My Dinner with Andre : Bienvenue à Bourvil(le)

 

Anti-alcoolisme d’irrésistible causerie ? Souvenirs virés vers la vie…

À Jacqueline

Tel l’admiré-démarqué Fernandel, remember La Cuisine au beurre (Grangier, 1963), pourtant pas la meilleure, puisque insipide, déceptive, y compris pour le principal intéressé nordiste, dégage, dommage, Bourvil débuta sur scène, s’y fit un (re)nom, plutôt un prénom, piqué-corrigé à un village local de sa Normandie maternelle et natale.
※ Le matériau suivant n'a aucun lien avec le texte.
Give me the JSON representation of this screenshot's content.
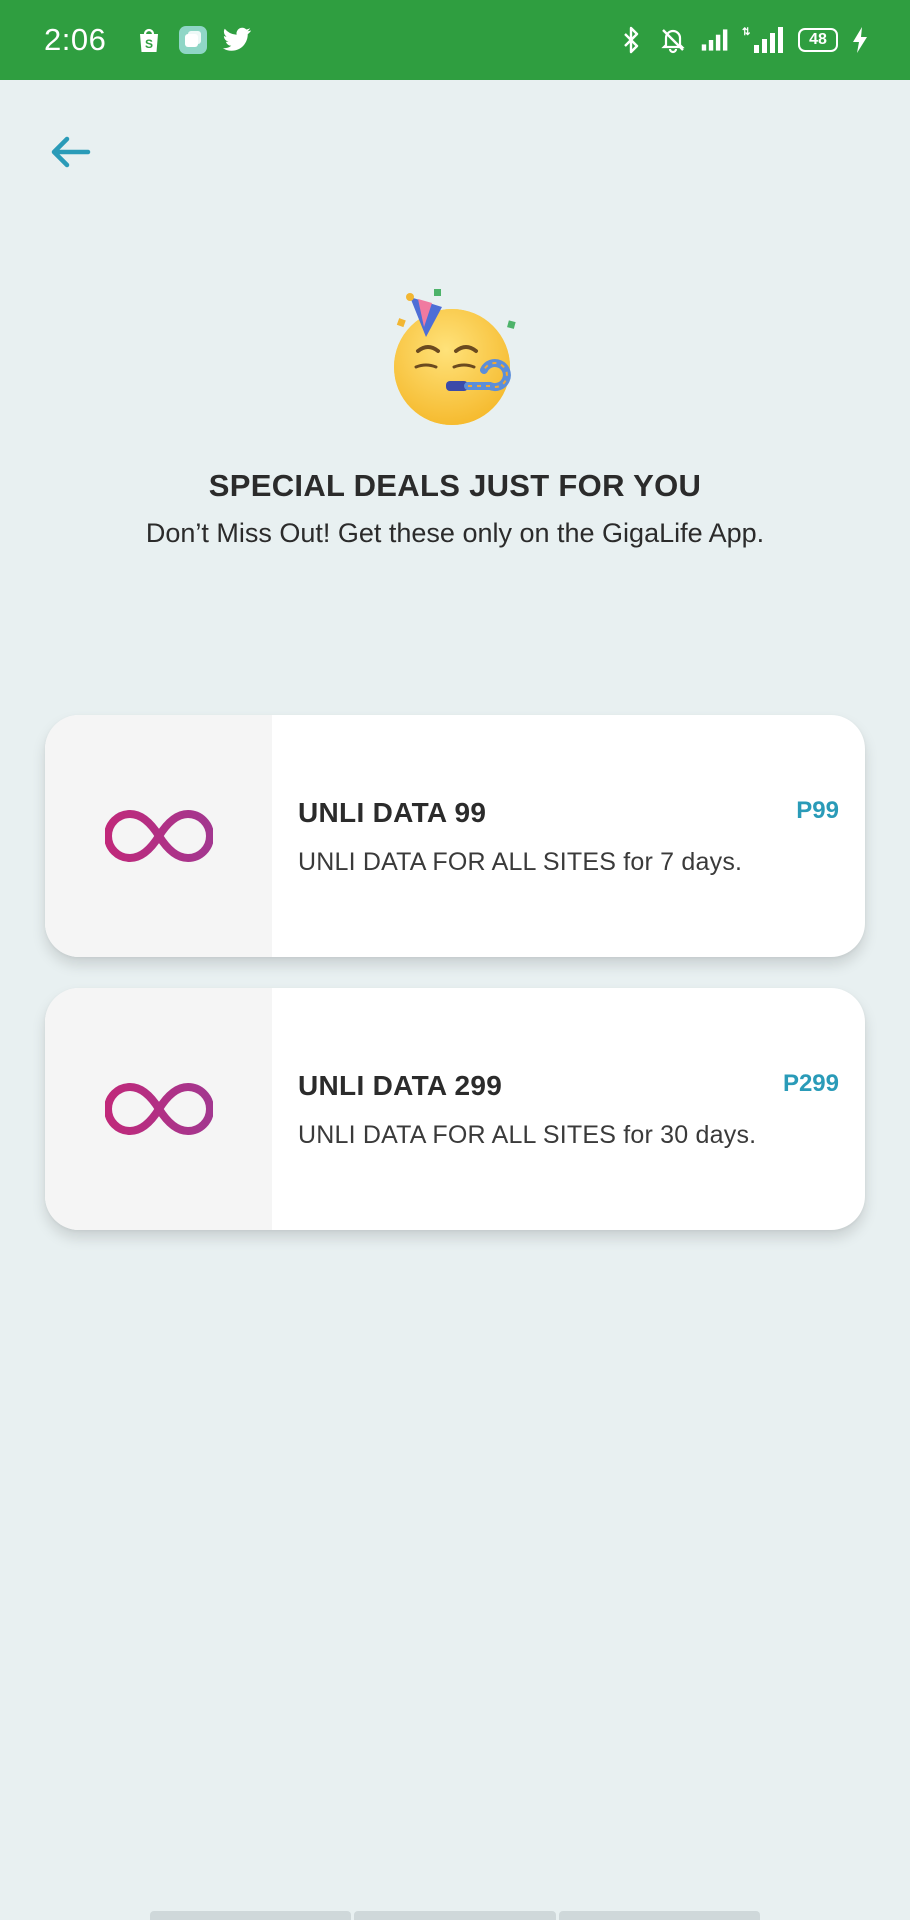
{
  "status_bar": {
    "time": "2:06",
    "network_label": "4G",
    "battery_level": "48",
    "left_icons": [
      "shopee-icon",
      "app-icon",
      "twitter-icon"
    ],
    "right_icons": [
      "bluetooth-icon",
      "mute-bell-icon",
      "signal-icon",
      "4g-signal-icon",
      "battery-icon",
      "charging-icon"
    ],
    "color": "#2f9e40"
  },
  "header": {
    "back_icon": "arrow-left-icon",
    "accent_color": "#2a9bb8"
  },
  "hero": {
    "icon": "party-face-emoji",
    "title": "SPECIAL DEALS JUST FOR YOU",
    "subtitle": "Don’t Miss Out! Get these only on the GigaLife App."
  },
  "offers": [
    {
      "icon": "infinity-icon",
      "title": "UNLI DATA 99",
      "description": "UNLI DATA FOR ALL SITES for 7 days.",
      "price": "P99"
    },
    {
      "icon": "infinity-icon",
      "title": "UNLI DATA 299",
      "description": "UNLI DATA FOR ALL SITES for 30 days.",
      "price": "P299"
    }
  ],
  "colors": {
    "background": "#e8f0f1",
    "price": "#2a9bb8",
    "infinity_gradient": [
      "#c0297a",
      "#a3378f"
    ]
  }
}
Parents paysans, mariage juvénile, passage par l’armée, boulots à gogo, succès des Crayons au sortir de la seconde hécatombe, ensuite reprise, filmée, immortalisée, parmi La Ferme du pendu (Dréville, 1945), puis persona paysanne, opérettes en duo avec la rapprochée Pierrette Bruno, valeureux virage de La Traversée de Paris (Autant-Lara, 1956), duos avec Brigitte Bardot (Le Trou normand, Boyer, 1952), Luis Mariano (Le Chanteur de Mexico, Pottier, 1956), Jean-Paul Belmondo (Le Cerveau, Oury, 1969), tandems avec un certain Jean Gabin (traversée parisienne précitée, Les Misérables de Le Chanois en 1958), Jean Marais (Le Bossu + Le Capitan, 1959-1960, diptyque de Hunebelle), of course Louis de Funès (Le Corniaud + La Grande Vadrouille, 1965-1966, Oury), rencontre(s) avec Mocky (Un drôle de paroissien, 1963 ; La Cité de l’indicible peur, 1964 ; La Grande Lessive, 1968 ; L’Étalon, 1970), supposés contre-emplois de bon aloi du Miroir à deux faces (Cayatte, 1958), de Fortunat (Joffé, 1960), des Grandes Gueules (Enrico, 1965), de L’Arbre de Noël (Young, 1969) et enfin consécration, assortie d’une officialisation du prénom, du Cercle rouge (Melville, 1970), avant la coda du davantage anecdotique, au tournage toutefois héroïque, Le Mur de l’Atlantique (Camus, idem) : tout ceci, su de tous, pour (re)dire que l’acteur/chanteur, accessoirement musicien militaire, vaincu par le cancer, à peine à la cinquantaine, ne perdit pas son temps, croisa des gens de talent, en sus s’activa au théâtre, médecin de Romains dirigé par Jean-Louis Barrault, illico à la radio, quand ce média-là donnait encore dans les « dramatiques » radiophoniques, Welles et ses Martiens américains acquiescent.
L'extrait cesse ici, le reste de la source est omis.